The letter is well worth your time to read in whole. Its criticisms of the U.S. intelligence community are as trenchant today as they were a decade ago.
Unfortunately, the suggestions for reform set out in the Commission’s side letter have gone largely unheeded, and eight years later, we find ourselves in a similar situation with this recent NIE, which is symptomatic of the broader dysfunction in our intelligence community.
Confidential discussions with policymakers who challenge and probe intelligence methods and sources are leaked to the New York Times and Washington Post to score quick political points.

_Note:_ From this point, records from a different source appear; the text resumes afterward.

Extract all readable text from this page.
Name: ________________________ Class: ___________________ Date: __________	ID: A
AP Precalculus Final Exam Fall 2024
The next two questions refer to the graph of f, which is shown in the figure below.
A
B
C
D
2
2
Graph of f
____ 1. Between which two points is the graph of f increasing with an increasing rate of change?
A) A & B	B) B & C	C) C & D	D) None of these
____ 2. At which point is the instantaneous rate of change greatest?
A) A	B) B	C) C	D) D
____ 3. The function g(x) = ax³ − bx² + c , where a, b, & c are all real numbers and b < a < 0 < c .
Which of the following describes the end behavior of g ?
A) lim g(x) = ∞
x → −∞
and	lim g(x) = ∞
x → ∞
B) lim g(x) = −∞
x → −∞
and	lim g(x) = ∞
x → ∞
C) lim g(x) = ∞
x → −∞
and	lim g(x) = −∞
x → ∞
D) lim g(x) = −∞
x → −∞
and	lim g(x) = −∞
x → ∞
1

Those with the temerity to ask questions of the country’s intelligence services are derided as those who have “politicized intelligence,” or, even more damaging, of “manufacturing intelligence.” Earlier this year the Department of Defense’s Inspector General issued a report chiding senior Pentagon officialsfor asking such questions and for examining the assumptions – many of them unsurprisingly flawed – under which intelligence analysts were operating. As a result, policy makers, wary of becoming the next target of a leak or investigation, aren’t engaging our intelligence officials. With selective leaks and highly politicized analyses, the intel community has entered the realm of policymaking.
To wit, the recent NIE shows an intent to hamstring an administration in its last year from pursuing meaningful action on a number of fronts. Is it a coincidence that this report appeared just when Europe was getting tougher and proposing a new, tougher round of sanctions, as the U.S. has been imploring for months? The NIE has effectively rendered useless any diplomatic efforts to tighten the screws on Tehran. Furthermore, plans to expand missile defense to Europe by building interceptors and radar in Poland and the Czech Republic will be significantly more difficult as this NIE, like its 1995 predecessor, soft-pedals the threats we face and emboldens those who oppose a robust defense policy designed to protect us and our allies.
It is time for us to recognize the intelligence situation for what it is—a slow-motion train wreck with potentially catastrophic ramifications for our national security.
Whatever the positions of the White House and Harry Reid, Senator Ensign, with the help of Mitch McConnell, Jon Kyl, and the Senate Republican leadership, should move forward with the commission proposal. And he should take the process a step further and actually push to enact reforms so we can stop scoring points for the opposing team.